Analyst: Netflix Starting to Feel Pressure

The following is an excerpt from a report compiled by Michael Pachter of Wedbush Securities.

Netflix (NASDAQ:NFLX) will report fourth-quarter results after market close on Wednesday and host a live video discussion at 2 p.m. PT (webcast: Similar to Q3, the discussion will be moderated by two sell-side analysts.

We expect Q4 results in line with our estimates. Our current estimates are for revenue of $1.16 billion and earnings per share of 60 cents versus consensus of $1.17 billion and 66 cents, and guidance of 47 cents-73 cents (no revenue guidance was provided). We expect EPS below consensus, reflecting steady ad spending throughout Q4 to drive subs. Our bias is there may be upside to our Q4 domestic streaming net adds estimate of 2 million, which is at the midpoint of guidance of 1.61 million-2.41 million.
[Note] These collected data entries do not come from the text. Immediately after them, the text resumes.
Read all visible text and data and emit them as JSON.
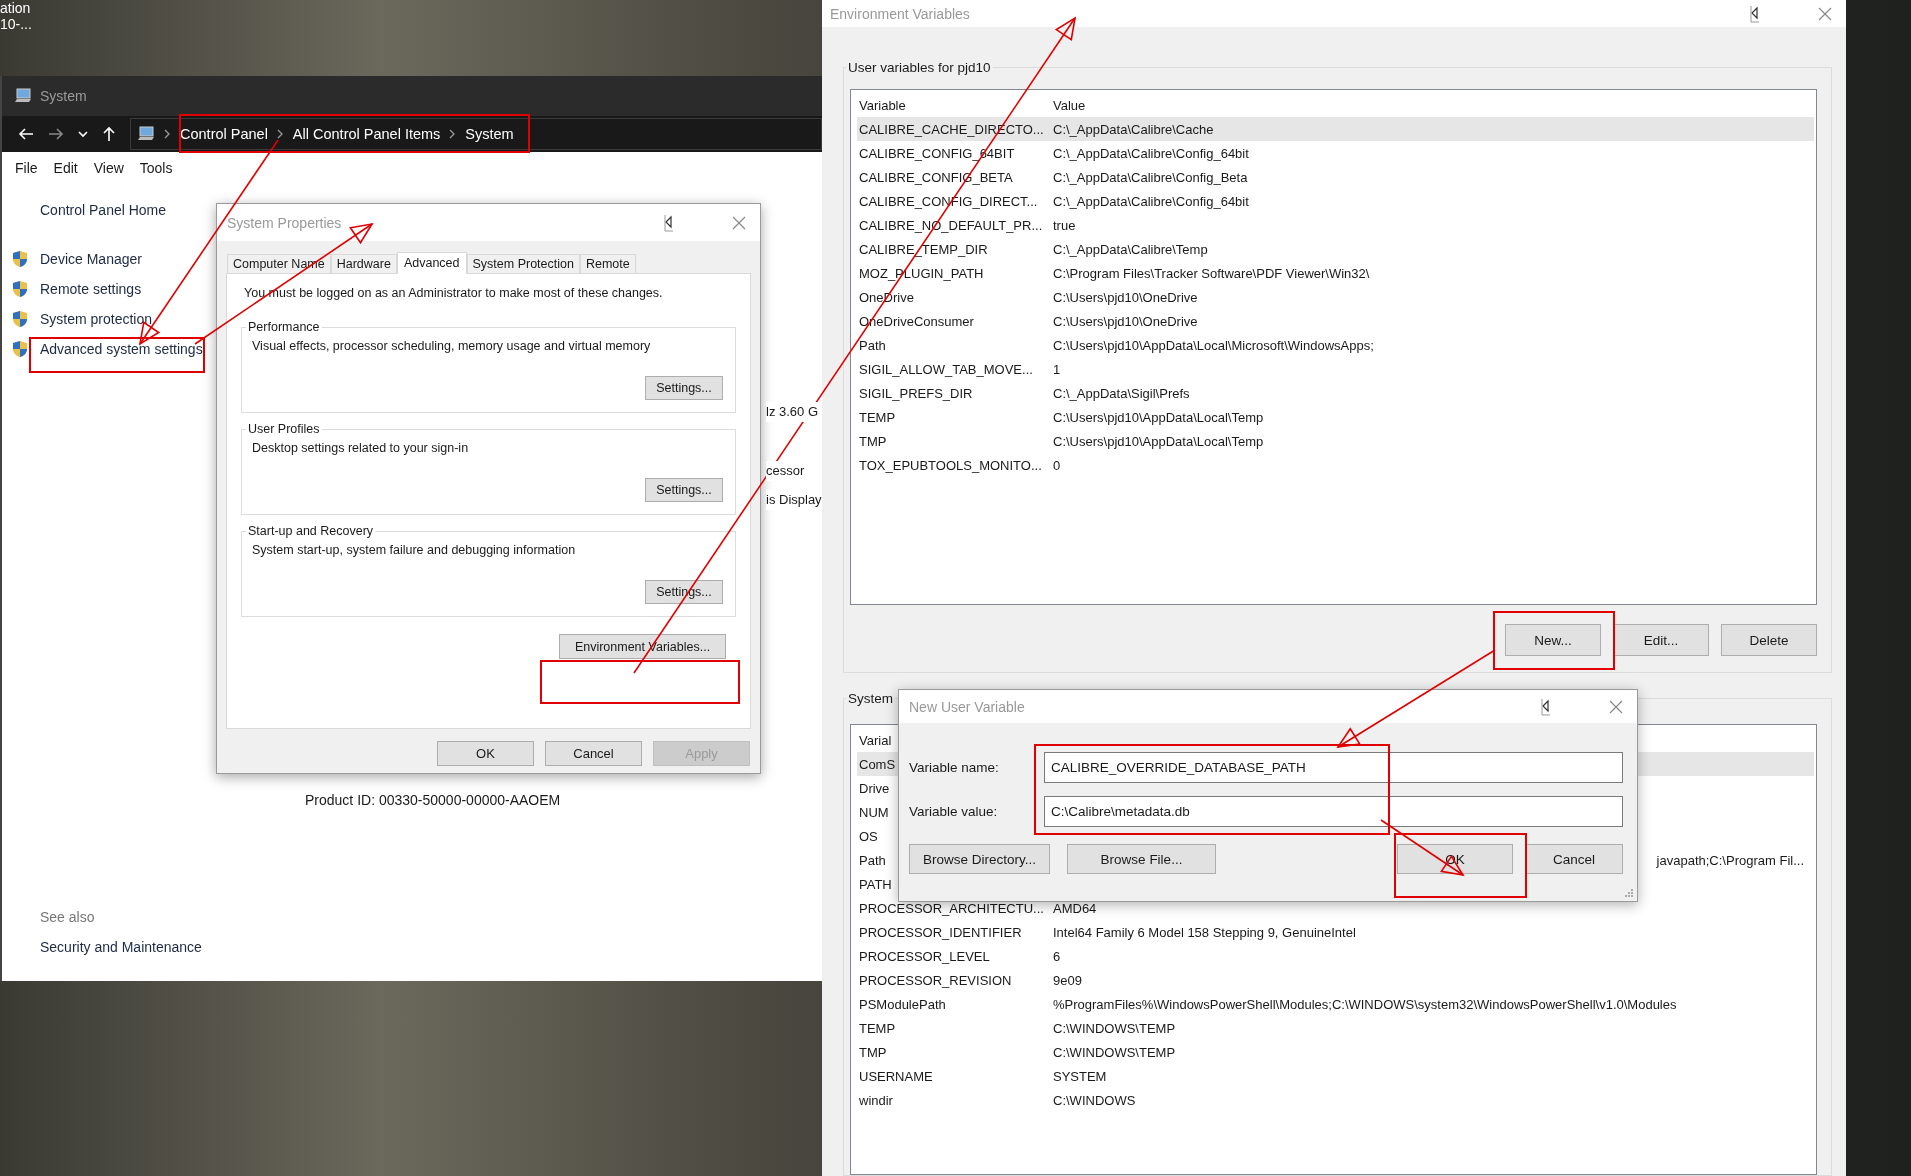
{
  "desktop": {
    "icon_label_lines": [
      "ation",
      "10-..."
    ]
  },
  "system_window": {
    "title": "System",
    "breadcrumb": [
      "Control Panel",
      "All Control Panel Items",
      "System"
    ],
    "menu": [
      "File",
      "Edit",
      "View",
      "Tools"
    ],
    "home_link": "Control Panel Home",
    "tasks": [
      "Device Manager",
      "Remote settings",
      "System protection",
      "Advanced system settings"
    ],
    "partial_texts": [
      "lz  3.60 G",
      "cessor",
      "is Display"
    ],
    "product_id": "Product ID:  00330-50000-00000-AAOEM",
    "see_also": {
      "heading": "See also",
      "links": [
        "Security and Maintenance"
      ]
    }
  },
  "system_properties": {
    "title": "System Properties",
    "tabs": [
      {
        "label": "Computer Name",
        "selected": false
      },
      {
        "label": "Hardware",
        "selected": false
      },
      {
        "label": "Advanced",
        "selected": true
      },
      {
        "label": "System Protection",
        "selected": false
      },
      {
        "label": "Remote",
        "selected": false
      }
    ],
    "note": "You must be logged on as an Administrator to make most of these changes.",
    "groups": [
      {
        "title": "Performance",
        "description": "Visual effects, processor scheduling, memory usage and virtual memory",
        "button": "Settings..."
      },
      {
        "title": "User Profiles",
        "description": "Desktop settings related to your sign-in",
        "button": "Settings..."
      },
      {
        "title": "Start-up and Recovery",
        "description": "System start-up, system failure and debugging information",
        "button": "Settings..."
      }
    ],
    "env_button": "Environment Variables...",
    "buttons": [
      {
        "label": "OK",
        "disabled": false
      },
      {
        "label": "Cancel",
        "disabled": false
      },
      {
        "label": "Apply",
        "disabled": true
      }
    ]
  },
  "environment_variables": {
    "title": "Environment Variables",
    "user_group": "User variables for pjd10",
    "user_columns": [
      "Variable",
      "Value"
    ],
    "user_rows": [
      {
        "variable": "CALIBRE_CACHE_DIRECTO...",
        "value": "C:\\_AppData\\Calibre\\Cache",
        "selected": true
      },
      {
        "variable": "CALIBRE_CONFIG_64BIT",
        "value": "C:\\_AppData\\Calibre\\Config_64bit",
        "selected": false
      },
      {
        "variable": "CALIBRE_CONFIG_BETA",
        "value": "C:\\_AppData\\Calibre\\Config_Beta",
        "selected": false
      },
      {
        "variable": "CALIBRE_CONFIG_DIRECT...",
        "value": "C:\\_AppData\\Calibre\\Config_64bit",
        "selected": false
      },
      {
        "variable": "CALIBRE_NO_DEFAULT_PR...",
        "value": "true",
        "selected": false
      },
      {
        "variable": "CALIBRE_TEMP_DIR",
        "value": "C:\\_AppData\\Calibre\\Temp",
        "selected": false
      },
      {
        "variable": "MOZ_PLUGIN_PATH",
        "value": "C:\\Program Files\\Tracker Software\\PDF Viewer\\Win32\\",
        "selected": false
      },
      {
        "variable": "OneDrive",
        "value": "C:\\Users\\pjd10\\OneDrive",
        "selected": false
      },
      {
        "variable": "OneDriveConsumer",
        "value": "C:\\Users\\pjd10\\OneDrive",
        "selected": false
      },
      {
        "variable": "Path",
        "value": "C:\\Users\\pjd10\\AppData\\Local\\Microsoft\\WindowsApps;",
        "selected": false
      },
      {
        "variable": "SIGIL_ALLOW_TAB_MOVE...",
        "value": "1",
        "selected": false
      },
      {
        "variable": "SIGIL_PREFS_DIR",
        "value": "C:\\_AppData\\Sigil\\Prefs",
        "selected": false
      },
      {
        "variable": "TEMP",
        "value": "C:\\Users\\pjd10\\AppData\\Local\\Temp",
        "selected": false
      },
      {
        "variable": "TMP",
        "value": "C:\\Users\\pjd10\\AppData\\Local\\Temp",
        "selected": false
      },
      {
        "variable": "TOX_EPUBTOOLS_MONITO...",
        "value": "0",
        "selected": false
      }
    ],
    "user_buttons": [
      "New...",
      "Edit...",
      "Delete"
    ],
    "system_group": "System",
    "system_columns": [
      "Varial"
    ],
    "system_rows": [
      {
        "kind": "covered",
        "variable": "ComS",
        "selected": true
      },
      {
        "kind": "covered",
        "variable": "Drive",
        "selected": false
      },
      {
        "kind": "covered",
        "variable": "NUM",
        "selected": false
      },
      {
        "kind": "covered",
        "variable": "OS",
        "selected": false
      },
      {
        "kind": "covered",
        "variable": "Path",
        "value": "javapath;C:\\Program Fil...",
        "selected": false
      },
      {
        "kind": "covered",
        "variable": "PATH",
        "selected": false
      },
      {
        "kind": "full",
        "variable": "PROCESSOR_ARCHITECTU...",
        "value": "AMD64",
        "selected": false
      },
      {
        "kind": "full",
        "variable": "PROCESSOR_IDENTIFIER",
        "value": "Intel64 Family 6 Model 158 Stepping 9, GenuineIntel",
        "selected": false
      },
      {
        "kind": "full",
        "variable": "PROCESSOR_LEVEL",
        "value": "6",
        "selected": false
      },
      {
        "kind": "full",
        "variable": "PROCESSOR_REVISION",
        "value": "9e09",
        "selected": false
      },
      {
        "kind": "full",
        "variable": "PSModulePath",
        "value": "%ProgramFiles%\\WindowsPowerShell\\Modules;C:\\WINDOWS\\system32\\WindowsPowerShell\\v1.0\\Modules",
        "selected": false
      },
      {
        "kind": "full",
        "variable": "TEMP",
        "value": "C:\\WINDOWS\\TEMP",
        "selected": false
      },
      {
        "kind": "full",
        "variable": "TMP",
        "value": "C:\\WINDOWS\\TEMP",
        "selected": false
      },
      {
        "kind": "full",
        "variable": "USERNAME",
        "value": "SYSTEM",
        "selected": false
      },
      {
        "kind": "full",
        "variable": "windir",
        "value": "C:\\WINDOWS",
        "selected": false
      }
    ]
  },
  "new_variable_dialog": {
    "title": "New User Variable",
    "fields": [
      {
        "label": "Variable name:",
        "value": "CALIBRE_OVERRIDE_DATABASE_PATH"
      },
      {
        "label": "Variable value:",
        "value": "C:\\Calibre\\metadata.db"
      }
    ],
    "buttons": [
      "Browse Directory...",
      "Browse File...",
      "OK",
      "Cancel"
    ]
  }
}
We expect conservative Q1:14 domestic streaming net adds guidance. We expect a range with a high end of only 1.5 million, well below the midpoint of Q4 guidance of 1.61 million-2.41 million and net adds in Q1 of last year of 2.03 million. We do not expect the second season of House of Cards to be the subs driver that the first season was last year.

The risk of domestic saturation is growing over time, as Netflix ended Q3 with more than 31 million domestic streaming subs, above roughly 30 million for HBO (according to Netflix management). Also, Amazon’s (NASDAQ:AMZN) Prime service continues to gain subs, adding over 1 million in the third week of December.
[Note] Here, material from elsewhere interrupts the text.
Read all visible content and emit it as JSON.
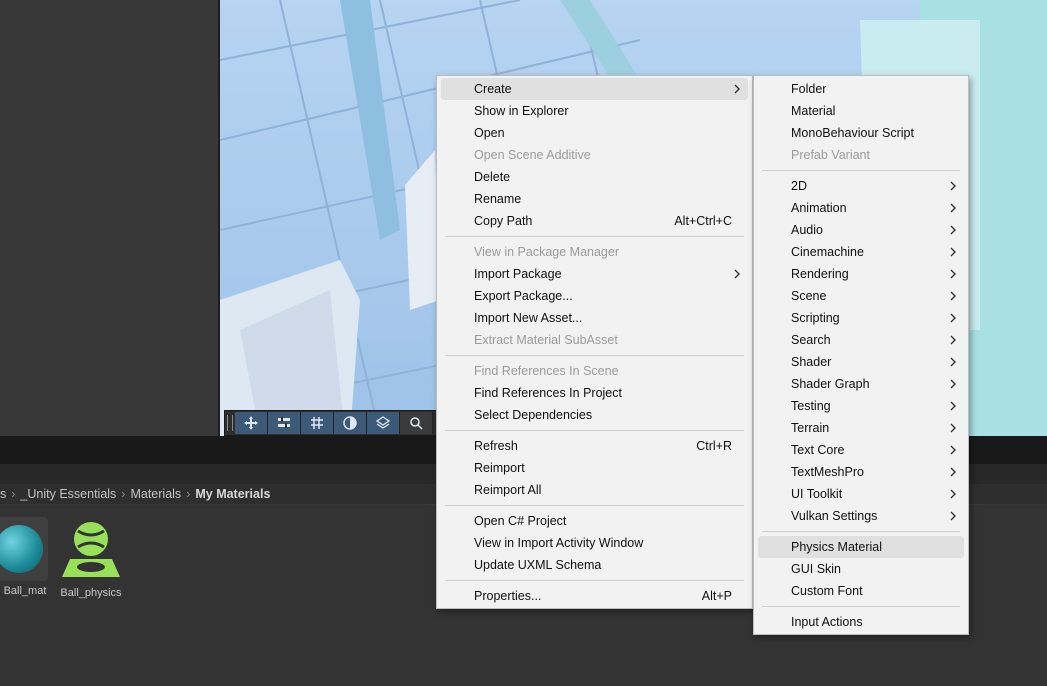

We view the recent net neutrality ruling as a negative. As a result, ISPs are permitted to discriminate between websites based upon bandwidth usage. We think Netflix may see its users throttled by ISPs unless users or Netflix itself pay for unrestricted delivery. If it decides to raise prices, it could face a user backlash. If it decides to absorb these fees, we estimate net income per user could decline by $1 per month, or $360 million per year, two-thirds of 2014 consensus EBITDA.

We continue to expect pressure on FCF as Netflix improves the quality of its content library and incurs costs for recent deals. The difference between negative FCF and positive net income will ultimately be required to be expensed and will reduce future profitability; over the last five quarters, this difference totals almost $3 per share, with PF net income of $96 million and FCF of $(93) million.
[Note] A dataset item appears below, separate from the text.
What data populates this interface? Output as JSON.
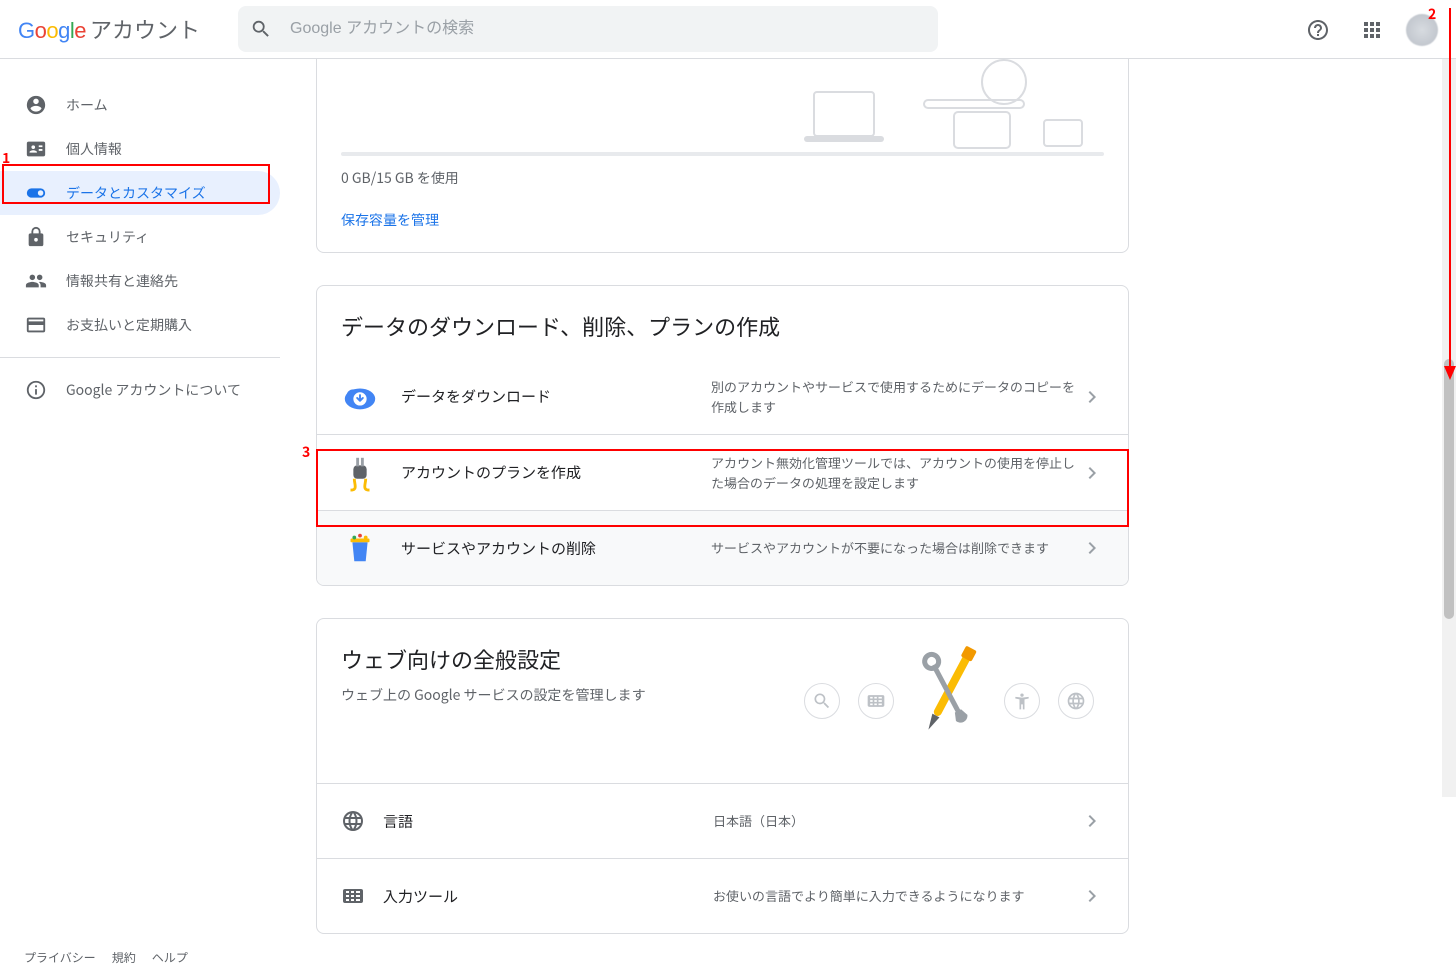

Maintaining our UNDERPERFORM rating and 12-month price target of $160. Our PT reflects a sum-of-the-parts valuation of domestic streaming, international streaming, and domestic DVD. We believe Netflix’s high valuation is unwarranted given potential for slowing domestic growth, coupled with increasing content costs.

Michael Pachter is an analyst at Wedbush Securities.